With Current Account Mortgages, the bank account and mortgage are combined so customers view just one statement and see one balance. For example, if there is £2,000 in the current account and the mortgage is £80,000, the customer’s balance will register £78,000 overdrawn. The balance is calculated daily and the homeowner pays interest only on the balance. Current Account Mortgages offer the same services as an ordinary bank account. Customers can also add any savings into the Current Account Mortgage to reduce the debt balance. Any other debts, such as credit cards, can be transferred to the account. The homeowner, typically, pays the same interest rate across the lot.
The second type of offset is where the deposits are kept in separate accounts or ‘pots’, but linked for the purposes of interest calculation. Providers include Woolwich, Intelligent Finance and Standard Life. With these, as with Current Account Mortgages, borrowers pay interest only on the mortgage, minus savings.
The Difference to Repayments
With both types of offset, borrowers usually make a regular monthly repayment, though this may not be strictly necessary. For repayment mortgages, this guarantees that the mortgage will be repaid at some future point, regardless of offset. Any savings that are offset against the loan will reduce the interest charged on the mortgage. This means that the borrower is effectively overpaying on monthly repayments and effectively reducing the overall term of the mortgage.

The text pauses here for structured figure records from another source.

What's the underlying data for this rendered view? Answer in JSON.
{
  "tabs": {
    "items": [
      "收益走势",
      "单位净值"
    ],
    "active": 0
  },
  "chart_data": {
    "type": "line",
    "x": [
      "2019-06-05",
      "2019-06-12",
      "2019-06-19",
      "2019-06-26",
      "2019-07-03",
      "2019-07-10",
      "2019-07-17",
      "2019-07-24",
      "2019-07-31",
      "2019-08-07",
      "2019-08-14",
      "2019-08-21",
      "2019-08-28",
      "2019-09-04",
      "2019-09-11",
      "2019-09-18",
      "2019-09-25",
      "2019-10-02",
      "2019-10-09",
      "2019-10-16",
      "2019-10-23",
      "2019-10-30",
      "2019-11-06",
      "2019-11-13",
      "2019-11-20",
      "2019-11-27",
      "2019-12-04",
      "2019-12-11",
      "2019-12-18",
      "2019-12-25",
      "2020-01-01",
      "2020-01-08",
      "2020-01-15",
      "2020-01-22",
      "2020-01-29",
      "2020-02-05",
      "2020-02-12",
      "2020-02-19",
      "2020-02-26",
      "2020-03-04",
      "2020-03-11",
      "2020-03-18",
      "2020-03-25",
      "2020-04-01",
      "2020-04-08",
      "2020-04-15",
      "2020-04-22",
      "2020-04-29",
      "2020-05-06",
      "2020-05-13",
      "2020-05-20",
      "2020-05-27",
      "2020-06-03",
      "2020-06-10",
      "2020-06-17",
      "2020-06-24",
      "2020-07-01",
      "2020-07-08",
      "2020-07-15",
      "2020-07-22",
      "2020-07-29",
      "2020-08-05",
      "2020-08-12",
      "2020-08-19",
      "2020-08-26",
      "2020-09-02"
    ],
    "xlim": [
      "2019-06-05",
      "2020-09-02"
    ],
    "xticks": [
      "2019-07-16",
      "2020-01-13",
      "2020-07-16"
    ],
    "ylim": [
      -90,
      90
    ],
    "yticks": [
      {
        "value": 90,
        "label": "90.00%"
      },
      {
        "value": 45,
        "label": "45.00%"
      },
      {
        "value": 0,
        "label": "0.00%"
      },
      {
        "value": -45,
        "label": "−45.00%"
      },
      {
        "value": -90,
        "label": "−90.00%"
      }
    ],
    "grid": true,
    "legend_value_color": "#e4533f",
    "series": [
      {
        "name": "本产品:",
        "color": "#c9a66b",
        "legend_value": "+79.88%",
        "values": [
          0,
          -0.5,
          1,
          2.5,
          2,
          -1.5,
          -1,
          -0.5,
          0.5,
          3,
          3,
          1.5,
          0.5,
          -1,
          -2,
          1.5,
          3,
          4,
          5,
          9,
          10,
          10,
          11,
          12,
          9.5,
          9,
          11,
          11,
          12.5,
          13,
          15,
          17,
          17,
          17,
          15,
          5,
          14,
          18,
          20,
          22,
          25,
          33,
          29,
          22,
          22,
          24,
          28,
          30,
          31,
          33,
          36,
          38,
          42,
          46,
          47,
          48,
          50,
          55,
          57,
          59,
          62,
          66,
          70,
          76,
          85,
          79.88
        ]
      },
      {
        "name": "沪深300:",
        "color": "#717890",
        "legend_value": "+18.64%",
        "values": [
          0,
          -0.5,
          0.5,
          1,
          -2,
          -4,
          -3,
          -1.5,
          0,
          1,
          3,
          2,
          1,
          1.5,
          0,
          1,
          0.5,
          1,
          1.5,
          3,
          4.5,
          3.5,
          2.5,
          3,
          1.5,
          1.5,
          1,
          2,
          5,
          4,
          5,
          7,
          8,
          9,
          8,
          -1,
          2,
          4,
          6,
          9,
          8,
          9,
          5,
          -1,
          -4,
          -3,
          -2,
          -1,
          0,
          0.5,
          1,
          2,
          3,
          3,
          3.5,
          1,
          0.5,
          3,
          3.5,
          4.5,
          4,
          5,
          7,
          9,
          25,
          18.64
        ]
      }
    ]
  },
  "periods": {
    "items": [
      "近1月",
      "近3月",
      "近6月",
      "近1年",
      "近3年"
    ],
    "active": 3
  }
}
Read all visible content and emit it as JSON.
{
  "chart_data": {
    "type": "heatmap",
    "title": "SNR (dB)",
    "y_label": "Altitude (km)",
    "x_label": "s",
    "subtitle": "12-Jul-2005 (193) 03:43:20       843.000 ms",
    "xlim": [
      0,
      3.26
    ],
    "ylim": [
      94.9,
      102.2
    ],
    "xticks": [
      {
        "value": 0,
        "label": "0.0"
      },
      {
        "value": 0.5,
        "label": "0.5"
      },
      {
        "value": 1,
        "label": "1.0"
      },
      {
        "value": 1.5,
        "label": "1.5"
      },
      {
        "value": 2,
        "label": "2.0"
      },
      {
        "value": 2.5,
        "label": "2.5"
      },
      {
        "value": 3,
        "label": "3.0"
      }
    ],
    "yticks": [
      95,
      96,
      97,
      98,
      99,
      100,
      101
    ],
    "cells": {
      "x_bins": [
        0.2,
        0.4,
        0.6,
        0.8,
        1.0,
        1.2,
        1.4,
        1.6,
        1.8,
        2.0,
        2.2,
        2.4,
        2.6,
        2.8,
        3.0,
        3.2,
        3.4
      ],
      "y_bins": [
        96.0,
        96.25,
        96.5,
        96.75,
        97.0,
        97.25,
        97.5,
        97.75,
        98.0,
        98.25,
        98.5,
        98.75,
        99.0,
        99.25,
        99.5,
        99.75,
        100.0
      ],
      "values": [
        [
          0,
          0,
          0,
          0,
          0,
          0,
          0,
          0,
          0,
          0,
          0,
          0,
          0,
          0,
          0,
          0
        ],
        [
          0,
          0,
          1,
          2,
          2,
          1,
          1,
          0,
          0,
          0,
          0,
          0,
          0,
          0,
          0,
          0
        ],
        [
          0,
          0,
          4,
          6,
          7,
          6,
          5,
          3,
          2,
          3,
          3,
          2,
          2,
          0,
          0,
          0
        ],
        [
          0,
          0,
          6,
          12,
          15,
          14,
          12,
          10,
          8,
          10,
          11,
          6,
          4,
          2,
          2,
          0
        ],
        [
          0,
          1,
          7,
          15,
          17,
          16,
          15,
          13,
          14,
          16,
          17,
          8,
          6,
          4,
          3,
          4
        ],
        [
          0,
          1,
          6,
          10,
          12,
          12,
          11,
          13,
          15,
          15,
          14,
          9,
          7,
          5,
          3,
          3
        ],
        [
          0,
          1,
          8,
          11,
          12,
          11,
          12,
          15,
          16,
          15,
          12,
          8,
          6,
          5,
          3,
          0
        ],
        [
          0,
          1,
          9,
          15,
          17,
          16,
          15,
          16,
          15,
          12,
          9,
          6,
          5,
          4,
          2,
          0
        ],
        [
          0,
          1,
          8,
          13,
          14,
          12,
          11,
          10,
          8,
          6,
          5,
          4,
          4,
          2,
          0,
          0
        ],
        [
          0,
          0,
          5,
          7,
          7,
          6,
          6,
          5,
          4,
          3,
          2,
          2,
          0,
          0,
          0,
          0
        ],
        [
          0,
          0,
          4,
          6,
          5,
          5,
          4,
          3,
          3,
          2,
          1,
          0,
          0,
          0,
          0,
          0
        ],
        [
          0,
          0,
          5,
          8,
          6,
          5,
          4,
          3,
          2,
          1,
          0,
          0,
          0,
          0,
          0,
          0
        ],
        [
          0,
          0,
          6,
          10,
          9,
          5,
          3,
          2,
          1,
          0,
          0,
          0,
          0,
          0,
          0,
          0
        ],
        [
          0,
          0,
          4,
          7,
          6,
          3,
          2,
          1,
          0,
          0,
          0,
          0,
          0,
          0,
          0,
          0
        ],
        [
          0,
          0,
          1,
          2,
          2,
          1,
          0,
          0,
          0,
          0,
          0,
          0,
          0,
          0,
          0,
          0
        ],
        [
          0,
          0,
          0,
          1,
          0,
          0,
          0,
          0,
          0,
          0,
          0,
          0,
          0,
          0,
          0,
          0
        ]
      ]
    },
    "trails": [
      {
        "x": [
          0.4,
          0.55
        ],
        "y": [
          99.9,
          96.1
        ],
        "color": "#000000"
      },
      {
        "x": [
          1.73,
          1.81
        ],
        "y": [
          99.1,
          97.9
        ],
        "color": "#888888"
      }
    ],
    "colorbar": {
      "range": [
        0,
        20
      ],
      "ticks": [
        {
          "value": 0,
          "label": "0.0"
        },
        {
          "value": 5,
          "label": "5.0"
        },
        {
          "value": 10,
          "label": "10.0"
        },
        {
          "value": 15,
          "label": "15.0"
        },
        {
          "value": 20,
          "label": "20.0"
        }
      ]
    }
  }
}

Within limits, offset deals also allow homeowners to draw more funds at any time without having to remortgage. Also lump-sum overpayments may be made without penalty.
Interest rates on offset mortgages will very rarely be the best on the market. You could get a cheaper special deal on a traditional mortgage if you are willing to shop around and switch lender every couple of years. Offsetting, therefore, is only worthwhile if you have a reasonable amount of money in your savings or current account.
Your property may be repossessed if you do not keep up repayments on your mortgage.